澱粉に水を加えて熱すると、全体が一様にコロイド状態となる.これを糊化(α化)というが、糊化した澱粉は、もとの澱粉と著しく性質が異なっている。
これは澱粉を構成しているアミロースとアミロペクチンの強固な結合が、水と熱によって崩れるために起きる現象で、これがα化でありα化した澱粉をα澱粉と云い、元の澱粉をβ澱粉という。
御飯や餅をつくったり、パンを焼いたりクッキーに仕上げるのは、原料中の澱粉をα化して美味しく食べられるようにするためで、古くなったパンや冷飯がボソボソしてまずいのは元のβ澱粉に戻ったからである。

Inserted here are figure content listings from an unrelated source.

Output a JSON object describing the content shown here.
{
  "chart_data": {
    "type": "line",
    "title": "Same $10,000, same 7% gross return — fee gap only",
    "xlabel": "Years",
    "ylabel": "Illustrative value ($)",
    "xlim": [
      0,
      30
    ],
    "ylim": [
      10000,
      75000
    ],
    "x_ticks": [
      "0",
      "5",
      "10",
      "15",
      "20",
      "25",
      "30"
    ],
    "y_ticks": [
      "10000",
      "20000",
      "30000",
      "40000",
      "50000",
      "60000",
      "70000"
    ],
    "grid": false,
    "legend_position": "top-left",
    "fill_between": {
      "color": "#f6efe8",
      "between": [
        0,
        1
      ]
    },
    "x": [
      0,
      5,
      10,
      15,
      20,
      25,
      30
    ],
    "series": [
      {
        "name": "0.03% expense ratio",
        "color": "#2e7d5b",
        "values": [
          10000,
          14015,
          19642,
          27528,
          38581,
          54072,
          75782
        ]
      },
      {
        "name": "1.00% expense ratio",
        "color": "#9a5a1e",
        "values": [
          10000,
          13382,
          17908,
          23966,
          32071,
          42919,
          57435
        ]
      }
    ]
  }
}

澱粉は糊化(α化)に伴なって粘性を生ずるが、粘度の変化は、澱粉の種類・澱粉粒の大きさ・水の量・撹伴の仕方・加熱温度・加熱時間によって異なり、さらに糊化終了後の温度変化・経過時間などが大きな影響をおよぼす。
糊化(α化)とともに考えなくてはならないことは澱粉の老化(β化)である。
熱せられ糊化したものは流動性をもっているが、冷却されると次第にアミロース分子が、ある程度もとの配列にもどり始める。(澱粉の老化=β化)

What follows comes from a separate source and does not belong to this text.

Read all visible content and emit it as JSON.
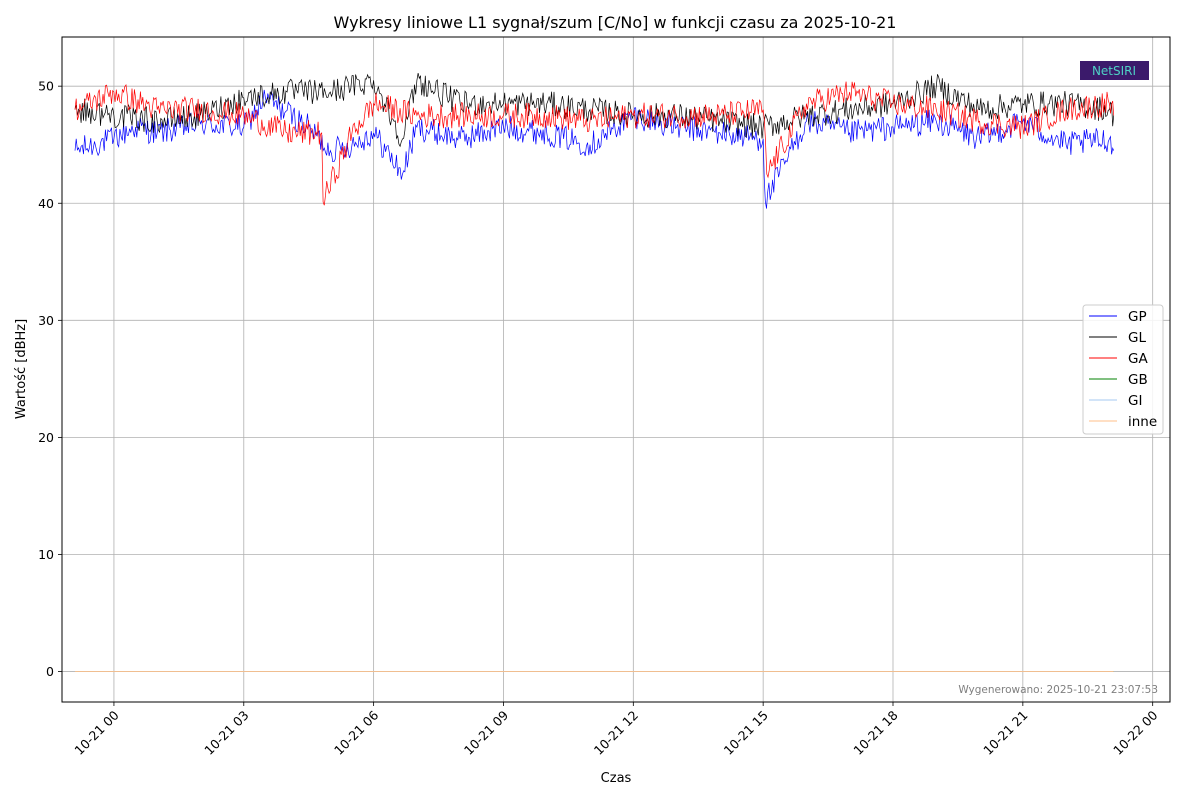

結果的には、アミロース含量の高いデンプンほど、澱粉の老化=β化は進むことが分かる。製菓技術者は菓子の使用目的による澱粉の特性を把握し、適正な選定を行なうことが大切となる。

   
粳米
小麦
とうもろこし
馬鈴薯
甘藷
タピオカ
糊化温度(℃)
70〜80
62〜83
65〜76
55〜65
58〜67
64〜79

 α化澱粉

α化澱粉とは、α化した澱粉をそのままの性質が維持できるように、急速に乾燥した加工澱粉のことを云う。

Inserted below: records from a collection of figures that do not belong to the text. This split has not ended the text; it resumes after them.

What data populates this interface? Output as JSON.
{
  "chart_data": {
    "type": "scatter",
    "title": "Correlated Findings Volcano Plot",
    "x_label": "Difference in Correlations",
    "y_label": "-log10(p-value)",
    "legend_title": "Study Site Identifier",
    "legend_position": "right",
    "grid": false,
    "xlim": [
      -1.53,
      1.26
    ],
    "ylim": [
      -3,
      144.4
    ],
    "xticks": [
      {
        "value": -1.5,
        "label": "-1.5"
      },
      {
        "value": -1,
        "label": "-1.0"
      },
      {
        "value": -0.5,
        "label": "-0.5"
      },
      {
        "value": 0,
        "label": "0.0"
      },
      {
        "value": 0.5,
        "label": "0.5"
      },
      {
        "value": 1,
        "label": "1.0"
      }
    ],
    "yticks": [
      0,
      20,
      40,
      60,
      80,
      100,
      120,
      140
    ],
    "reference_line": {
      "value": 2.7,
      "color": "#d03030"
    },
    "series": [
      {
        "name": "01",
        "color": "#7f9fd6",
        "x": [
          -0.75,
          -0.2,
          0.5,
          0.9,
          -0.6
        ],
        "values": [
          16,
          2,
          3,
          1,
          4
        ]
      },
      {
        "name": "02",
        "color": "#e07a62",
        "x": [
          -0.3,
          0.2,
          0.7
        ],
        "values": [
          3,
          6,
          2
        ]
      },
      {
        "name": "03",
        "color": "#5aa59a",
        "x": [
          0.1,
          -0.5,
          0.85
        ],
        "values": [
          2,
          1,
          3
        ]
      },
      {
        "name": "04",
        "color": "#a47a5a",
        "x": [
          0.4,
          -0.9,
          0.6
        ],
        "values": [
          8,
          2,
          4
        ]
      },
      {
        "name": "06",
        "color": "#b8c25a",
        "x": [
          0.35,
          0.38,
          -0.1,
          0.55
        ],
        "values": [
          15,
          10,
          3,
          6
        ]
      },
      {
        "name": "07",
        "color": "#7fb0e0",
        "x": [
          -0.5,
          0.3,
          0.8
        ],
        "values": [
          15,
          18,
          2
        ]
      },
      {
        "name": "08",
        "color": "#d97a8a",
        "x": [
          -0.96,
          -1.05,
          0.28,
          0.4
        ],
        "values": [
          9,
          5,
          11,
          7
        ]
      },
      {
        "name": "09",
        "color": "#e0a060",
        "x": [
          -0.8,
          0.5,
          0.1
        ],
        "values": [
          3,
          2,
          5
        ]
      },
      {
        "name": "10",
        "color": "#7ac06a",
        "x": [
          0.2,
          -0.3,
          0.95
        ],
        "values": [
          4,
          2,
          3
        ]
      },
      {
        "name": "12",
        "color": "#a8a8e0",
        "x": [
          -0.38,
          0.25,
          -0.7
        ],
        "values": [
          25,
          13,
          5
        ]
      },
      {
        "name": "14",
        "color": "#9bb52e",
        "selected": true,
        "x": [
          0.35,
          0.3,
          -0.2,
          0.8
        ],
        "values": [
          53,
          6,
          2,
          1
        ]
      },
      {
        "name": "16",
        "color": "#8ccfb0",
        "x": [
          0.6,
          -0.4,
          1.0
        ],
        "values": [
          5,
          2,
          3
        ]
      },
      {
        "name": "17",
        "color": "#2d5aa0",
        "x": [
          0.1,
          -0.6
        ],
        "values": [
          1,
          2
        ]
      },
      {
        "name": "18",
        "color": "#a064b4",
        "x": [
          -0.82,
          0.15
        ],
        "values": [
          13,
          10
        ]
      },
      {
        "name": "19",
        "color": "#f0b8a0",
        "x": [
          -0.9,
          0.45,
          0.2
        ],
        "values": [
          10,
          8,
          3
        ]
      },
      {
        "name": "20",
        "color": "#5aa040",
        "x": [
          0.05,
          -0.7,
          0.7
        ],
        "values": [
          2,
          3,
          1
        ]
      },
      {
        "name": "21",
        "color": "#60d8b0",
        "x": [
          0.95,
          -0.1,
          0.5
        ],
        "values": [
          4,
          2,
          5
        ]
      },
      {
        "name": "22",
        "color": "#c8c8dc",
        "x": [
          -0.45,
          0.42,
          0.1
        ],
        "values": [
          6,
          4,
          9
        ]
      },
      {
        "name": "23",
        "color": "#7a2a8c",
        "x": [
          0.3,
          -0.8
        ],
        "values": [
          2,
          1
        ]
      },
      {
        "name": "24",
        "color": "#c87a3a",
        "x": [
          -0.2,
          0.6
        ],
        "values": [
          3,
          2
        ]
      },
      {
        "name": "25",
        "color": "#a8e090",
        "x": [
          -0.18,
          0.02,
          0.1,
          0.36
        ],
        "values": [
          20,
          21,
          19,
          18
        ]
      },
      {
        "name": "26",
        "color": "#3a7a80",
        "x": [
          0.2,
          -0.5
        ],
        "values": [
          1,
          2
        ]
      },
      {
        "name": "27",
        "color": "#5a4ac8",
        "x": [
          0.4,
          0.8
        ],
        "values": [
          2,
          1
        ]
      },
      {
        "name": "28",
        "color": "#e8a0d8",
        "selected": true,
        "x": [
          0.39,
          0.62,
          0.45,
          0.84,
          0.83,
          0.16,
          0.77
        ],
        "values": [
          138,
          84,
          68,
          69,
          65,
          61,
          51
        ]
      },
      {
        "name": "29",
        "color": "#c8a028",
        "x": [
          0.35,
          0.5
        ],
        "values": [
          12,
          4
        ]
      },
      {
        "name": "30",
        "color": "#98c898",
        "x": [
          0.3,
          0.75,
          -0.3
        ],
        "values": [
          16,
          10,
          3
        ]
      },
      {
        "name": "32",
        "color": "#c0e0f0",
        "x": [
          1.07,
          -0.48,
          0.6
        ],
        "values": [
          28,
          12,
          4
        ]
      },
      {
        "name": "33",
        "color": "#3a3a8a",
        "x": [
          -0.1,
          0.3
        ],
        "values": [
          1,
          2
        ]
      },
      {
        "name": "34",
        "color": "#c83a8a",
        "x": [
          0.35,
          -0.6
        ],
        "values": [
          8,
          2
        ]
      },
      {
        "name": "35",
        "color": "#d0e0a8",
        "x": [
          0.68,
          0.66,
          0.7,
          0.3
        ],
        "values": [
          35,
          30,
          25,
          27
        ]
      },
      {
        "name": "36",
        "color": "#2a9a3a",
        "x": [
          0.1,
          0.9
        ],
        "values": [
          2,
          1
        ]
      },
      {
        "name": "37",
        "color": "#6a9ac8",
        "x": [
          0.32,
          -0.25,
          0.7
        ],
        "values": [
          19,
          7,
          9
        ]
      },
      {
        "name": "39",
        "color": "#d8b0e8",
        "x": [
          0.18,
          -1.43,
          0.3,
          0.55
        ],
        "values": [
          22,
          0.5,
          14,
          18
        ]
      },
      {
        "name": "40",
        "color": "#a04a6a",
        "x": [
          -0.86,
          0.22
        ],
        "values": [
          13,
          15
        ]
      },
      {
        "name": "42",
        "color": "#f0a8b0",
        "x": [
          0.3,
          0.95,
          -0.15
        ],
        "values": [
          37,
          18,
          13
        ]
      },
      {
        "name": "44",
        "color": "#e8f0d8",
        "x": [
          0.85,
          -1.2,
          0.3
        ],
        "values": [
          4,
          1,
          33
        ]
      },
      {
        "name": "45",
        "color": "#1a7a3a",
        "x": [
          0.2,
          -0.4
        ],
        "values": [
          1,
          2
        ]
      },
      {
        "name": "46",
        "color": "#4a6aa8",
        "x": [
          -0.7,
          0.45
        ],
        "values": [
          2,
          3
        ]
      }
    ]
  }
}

たとえば即席もち・即席しるこ・煎餅・最中の皮・ウエハース・みじん粉・寒梅粉などは、この原理によって製造されたものである。
α化澱粉は各種の澱粉から製造されるが、いずれの場合も加熱糊化した澱粉を高温のまま急速に乾燥、あるいは瞬間冷凍後の真空中(昇華現象を利用)で乾燥し、1O%〜0%の水分にすることでβ化への進行を押さえた澱粉である。
α化澱粉がふたたびβ化する条件には、温度と水分が関係する。β化の速度は、澱粉に対して水分30〜60%のときが最大で、温度はO℃に近づくほどβ化し易い。